El aliento excitado del hombre, cuyo nombre ni siquiera recordaba bien, me llegó a los labios. Quizás en ese momento no estaba borracho en absoluto. Porque en ese instante sabía exactamente lo que estaba haciendo.
—Mmm…
El hombre dejó escapar un gemido de placer. Yo, con los ojos cerrados, miré con la mirada baja su rostro sonrojado y lentamente lamí sus labios. Por supuesto, era una provocación con intención. No solo hacia este hombre, sino también hacia aquel de los ojos violeta que, desde lejos, estaba observando esta escena.

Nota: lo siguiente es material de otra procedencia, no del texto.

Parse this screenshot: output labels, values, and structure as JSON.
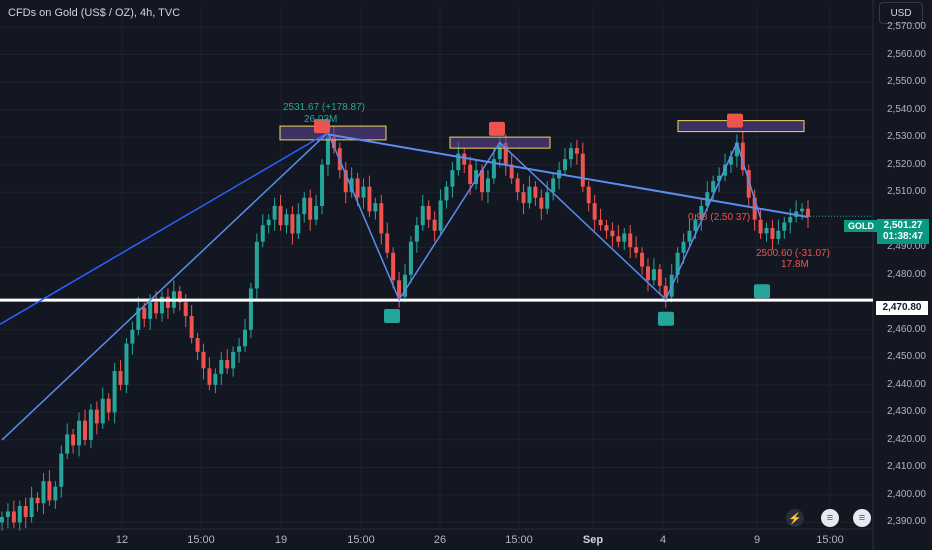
{
  "title": "CFDs on Gold (US$ / OZ), 4h, TVC",
  "currency_button": "USD",
  "symbol_tag": "GOLD",
  "last_price": "2,501.27",
  "countdown": "01:38:47",
  "support_level": "2,470.80",
  "price_ticks": [
    "2,570.00",
    "2,560.00",
    "2,550.00",
    "2,540.00",
    "2,530.00",
    "2,520.00",
    "2,510.00",
    "2,490.00",
    "2,480.00",
    "2,460.00",
    "2,450.00",
    "2,440.00",
    "2,430.00",
    "2,420.00",
    "2,410.00",
    "2,400.00",
    "2,390.00"
  ],
  "time_ticks": [
    "12",
    "15:00",
    "19",
    "15:00",
    "26",
    "15:00",
    "Sep",
    "4",
    "9",
    "15:00"
  ],
  "annotations": {
    "peak_change": "2531.67 (+178.87)",
    "peak_volume": "26.03M",
    "right_change": "0.98 (2.50 37)",
    "low_change": "2500.60 (-31.07)",
    "low_volume": "17.8M"
  },
  "colors": {
    "up": "#26a69a",
    "down": "#ef5350",
    "pattern": "#5b8def",
    "zone": "#f0d75a",
    "background": "#131722"
  },
  "icons": [
    "lightning-icon",
    "us-flag-icon",
    "us-flag-icon"
  ],
  "chart_data": {
    "type": "candlestick",
    "title": "CFDs on Gold (US$ / OZ), 4h, TVC",
    "ylim": [
      2388,
      2578
    ],
    "x_ticks": [
      "12",
      "15:00",
      "19",
      "15:00",
      "26",
      "15:00",
      "Sep",
      "4",
      "9",
      "15:00"
    ],
    "y_ticks": [
      2570,
      2560,
      2550,
      2540,
      2530,
      2520,
      2510,
      2490,
      2480,
      2460,
      2450,
      2440,
      2430,
      2420,
      2410,
      2400,
      2390
    ],
    "last_price": 2501.27,
    "horizontal_support": 2470.8,
    "resistance_zones": [
      {
        "label": "zone-1",
        "low": 2529,
        "high": 2534
      },
      {
        "label": "zone-2",
        "low": 2526,
        "high": 2530
      },
      {
        "label": "zone-3",
        "low": 2532,
        "high": 2536
      }
    ],
    "zigzag": [
      {
        "i": 0,
        "price": 2420
      },
      {
        "i": 55,
        "price": 2531.67
      },
      {
        "i": 67,
        "price": 2471
      },
      {
        "i": 84,
        "price": 2528
      },
      {
        "i": 112,
        "price": 2471
      },
      {
        "i": 124,
        "price": 2528
      },
      {
        "i": 128,
        "price": 2500.6
      }
    ],
    "neckline": [
      {
        "i": 55,
        "price": 2531
      },
      {
        "i": 136,
        "price": 2501
      }
    ],
    "close_series": [
      2392,
      2394,
      2390,
      2396,
      2392,
      2399,
      2397,
      2405,
      2398,
      2403,
      2415,
      2422,
      2418,
      2427,
      2420,
      2431,
      2426,
      2435,
      2430,
      2445,
      2440,
      2455,
      2460,
      2468,
      2464,
      2470,
      2466,
      2472,
      2468,
      2474,
      2470,
      2465,
      2457,
      2452,
      2446,
      2440,
      2444,
      2449,
      2446,
      2452,
      2454,
      2460,
      2475,
      2492,
      2498,
      2500,
      2505,
      2498,
      2502,
      2495,
      2502,
      2508,
      2500,
      2505,
      2520,
      2530,
      2526,
      2518,
      2510,
      2515,
      2508,
      2512,
      2503,
      2506,
      2495,
      2488,
      2478,
      2472,
      2480,
      2492,
      2498,
      2505,
      2500,
      2496,
      2507,
      2512,
      2518,
      2524,
      2520,
      2513,
      2518,
      2510,
      2515,
      2522,
      2528,
      2520,
      2515,
      2510,
      2506,
      2512,
      2508,
      2504,
      2510,
      2515,
      2518,
      2522,
      2526,
      2524,
      2512,
      2506,
      2500,
      2498,
      2496,
      2494,
      2492,
      2495,
      2490,
      2488,
      2483,
      2478,
      2482,
      2476,
      2472,
      2480,
      2488,
      2492,
      2496,
      2500,
      2505,
      2510,
      2514,
      2516,
      2520,
      2523,
      2528,
      2518,
      2508,
      2500,
      2495,
      2497,
      2493,
      2496,
      2499,
      2501,
      2503,
      2504,
      2501
    ]
  }
}
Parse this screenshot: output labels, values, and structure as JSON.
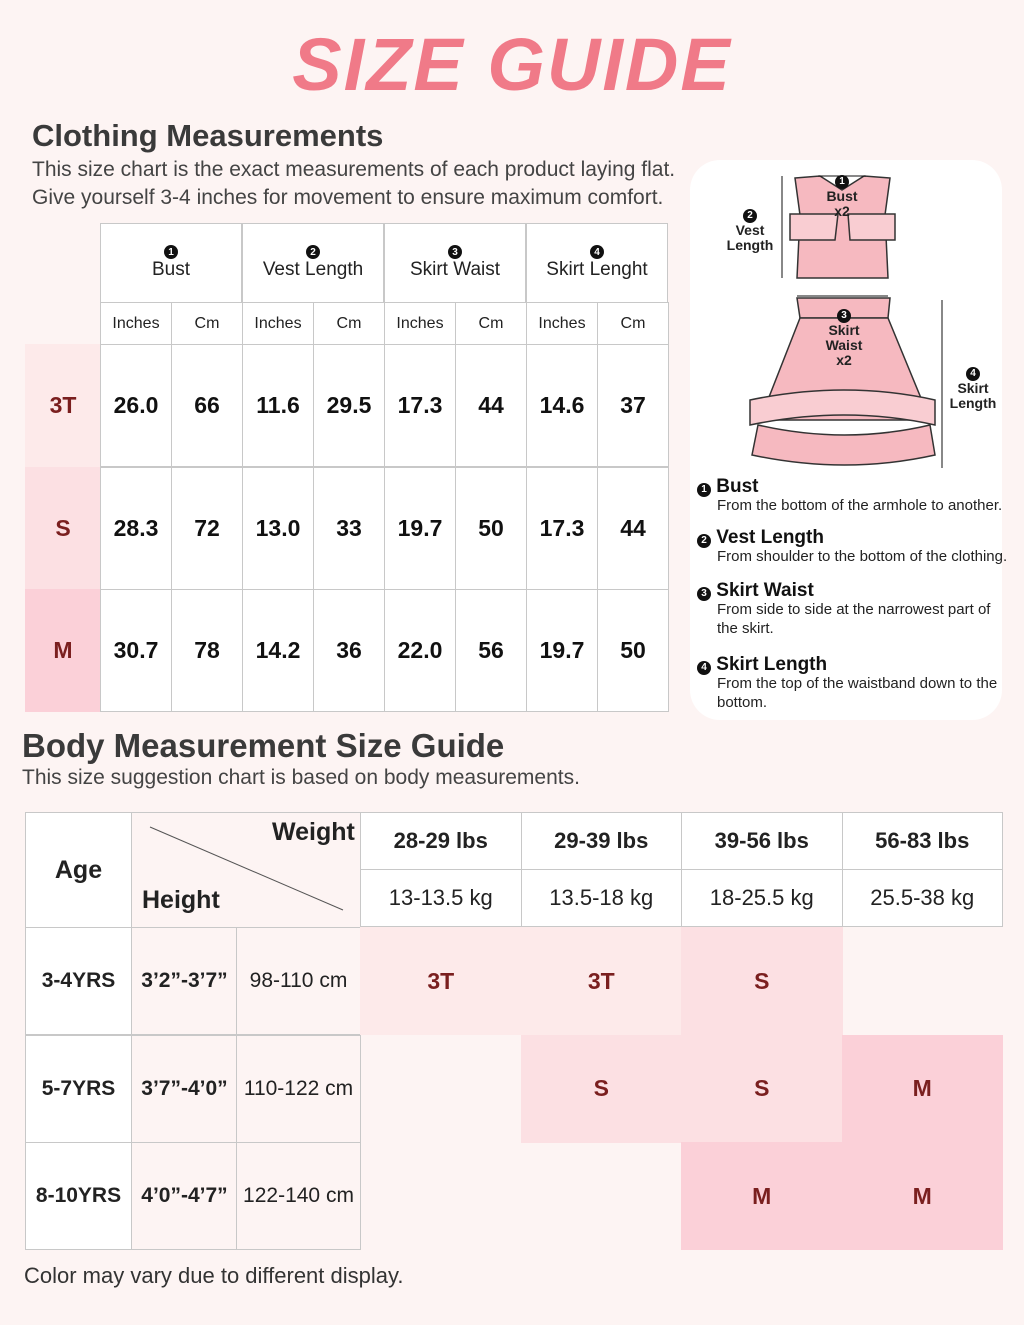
{
  "title": "SIZE GUIDE",
  "clothing": {
    "heading": "Clothing Measurements",
    "description": [
      "This size chart is the exact measurements of each product laying flat.",
      "Give yourself 3-4 inches for movement to ensure maximum comfort."
    ],
    "columns": [
      {
        "number": "1",
        "name": "Bust",
        "units": [
          "Inches",
          "Cm"
        ]
      },
      {
        "number": "2",
        "name": "Vest Length",
        "units": [
          "Inches",
          "Cm"
        ]
      },
      {
        "number": "3",
        "name": "Skirt Waist",
        "units": [
          "Inches",
          "Cm"
        ]
      },
      {
        "number": "4",
        "name": "Skirt Lenght",
        "units": [
          "Inches",
          "Cm"
        ]
      }
    ],
    "rows": [
      {
        "size": "3T",
        "values": [
          "26.0",
          "66",
          "11.6",
          "29.5",
          "17.3",
          "44",
          "14.6",
          "37"
        ]
      },
      {
        "size": "S",
        "values": [
          "28.3",
          "72",
          "13.0",
          "33",
          "19.7",
          "50",
          "17.3",
          "44"
        ]
      },
      {
        "size": "M",
        "values": [
          "30.7",
          "78",
          "14.2",
          "36",
          "22.0",
          "56",
          "19.7",
          "50"
        ]
      }
    ]
  },
  "diagram": {
    "labels": [
      {
        "number": "1",
        "lines": [
          "Bust",
          "x2"
        ]
      },
      {
        "number": "2",
        "lines": [
          "Vest",
          "Length"
        ]
      },
      {
        "number": "3",
        "lines": [
          "Skirt",
          "Waist",
          "x2"
        ]
      },
      {
        "number": "4",
        "lines": [
          "Skirt",
          "Length"
        ]
      }
    ]
  },
  "definitions": [
    {
      "number": "1",
      "term": "Bust",
      "text": [
        "From the bottom of the armhole to another."
      ]
    },
    {
      "number": "2",
      "term": "Vest Length",
      "text": [
        "From shoulder to the bottom of the clothing."
      ]
    },
    {
      "number": "3",
      "term": "Skirt Waist",
      "text": [
        "From side to side at the narrowest part of",
        "the skirt."
      ]
    },
    {
      "number": "4",
      "term": "Skirt Length",
      "text": [
        "From the top of the waistband down to the",
        "bottom."
      ]
    }
  ],
  "body": {
    "heading": "Body Measurement Size Guide",
    "description": "This size suggestion chart is based on body measurements.",
    "age_header": "Age",
    "weight_header": "Weight",
    "height_header": "Height",
    "weights": [
      {
        "lbs": "28-29 lbs",
        "kg": "13-13.5 kg"
      },
      {
        "lbs": "29-39 lbs",
        "kg": "13.5-18 kg"
      },
      {
        "lbs": "39-56 lbs",
        "kg": "18-25.5 kg"
      },
      {
        "lbs": "56-83 lbs",
        "kg": "25.5-38 kg"
      }
    ],
    "rows": [
      {
        "age": "3-4YRS",
        "height_ft": "3’2”-3’7”",
        "height_cm": "98-110 cm",
        "sizes": [
          "3T",
          "3T",
          "S",
          null
        ]
      },
      {
        "age": "5-7YRS",
        "height_ft": "3’7”-4’0”",
        "height_cm": "110-122 cm",
        "sizes": [
          null,
          "S",
          "S",
          "M"
        ]
      },
      {
        "age": "8-10YRS",
        "height_ft": "4’0”-4’7”",
        "height_cm": "122-140 cm",
        "sizes": [
          null,
          null,
          "M",
          "M"
        ]
      }
    ]
  },
  "footer": "Color may vary due to different display."
}
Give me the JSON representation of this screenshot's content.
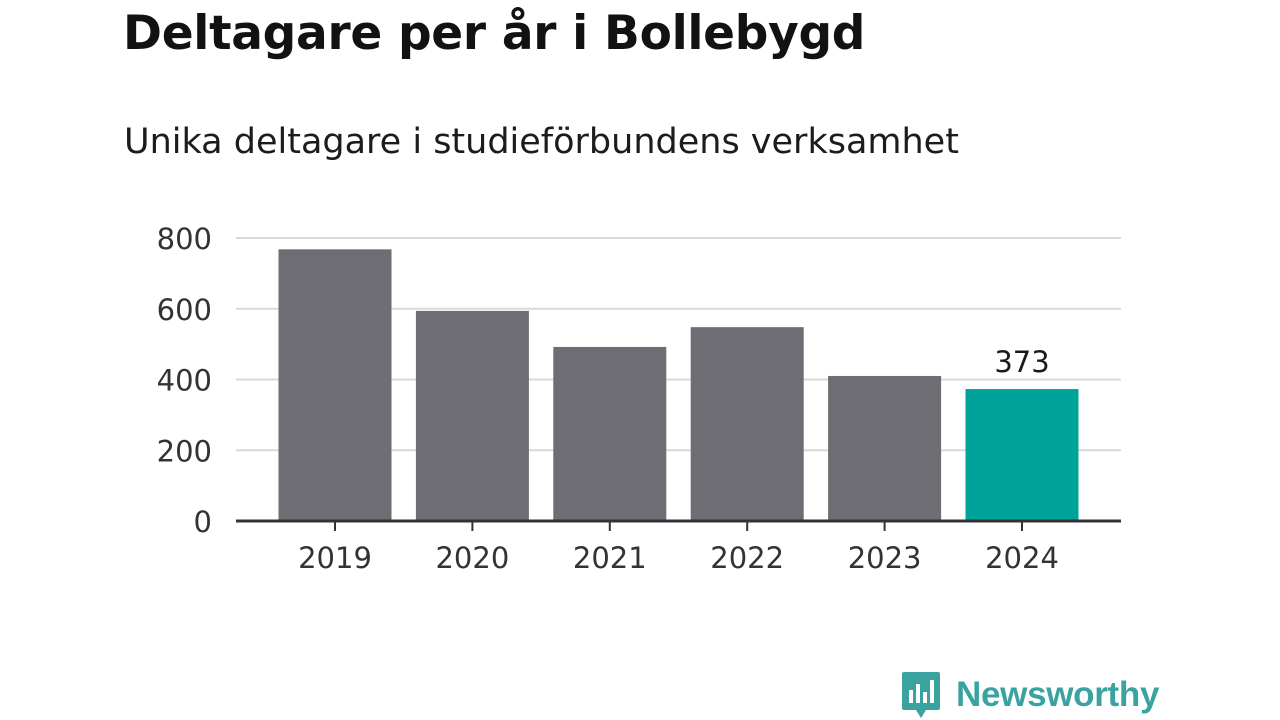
{
  "header": {
    "title": "Deltagare per år i Bollebygd",
    "subtitle": "Unika deltagare i studieförbundens verksamhet"
  },
  "chart_data": {
    "type": "bar",
    "categories": [
      "2019",
      "2020",
      "2021",
      "2022",
      "2023",
      "2024"
    ],
    "values": [
      768,
      594,
      492,
      548,
      410,
      373
    ],
    "ylim": [
      0,
      800
    ],
    "yticks": [
      0,
      200,
      400,
      600,
      800
    ],
    "grid": true,
    "data_labels": [
      {
        "category": "2024",
        "text": "373"
      }
    ],
    "colors": {
      "bar": "#6e6d73",
      "highlight": "#00a399",
      "highlight_category": "2024",
      "grid": "#d9d9d9",
      "axis": "#333333",
      "text": "#333333"
    }
  },
  "branding": {
    "logo_text": "Newsworthy",
    "logo_icon": "bar-chart-speech-bubble-icon",
    "color": "#3aa3a0"
  }
}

Al morderme suavemente el labio inferior con los dientes, con los párpados cerrados, el hombre, como si le supiera delicioso, abrió mucho la boca y cubrió mis labios. Su gruesa lengua revolvió apresuradamente mi boca. Yo me apoyé deliberadamente en él, pegando mis labios a los suyos. Su pene, que me rozaba furtivamente, se había hinchado notablemente. El hombre, frotando su entrepierna contra mi cuerpo, jadeó, tiró de mi camisa para quitármela y acarició mi piel desnuda. Parecía que solo un poco más y llegaría al clímax solo con el beso. No habría sido difícil.
Pero, justo cuando sus manos ansiosas intentaron meterse dentro de mis pantalones, lo agarré de los hombros, lo empujé y me separé ligeramente. Sus labios, separados bruscamente, me miraron con ojos nublados.
—…¿Eh?
Al verlo jadear, con las dos mejillas teñidas de rojo, me recordó a un perro en celo. Lo miré con los ojos entrecerrados y susurré:
—¿Qué tal si continuamos en otro lugar?
Ante mis palabras, el hombre pareció no entender por un momento, pero por suerte no tardó mucho en reaccionar. Como si finalmente se diera cuenta de dónde estaba, recuperó el sentido tras un breve silencio. Por suerte, el enfoque de sus ojos volvió, pero el deseo brillante seguía intacto.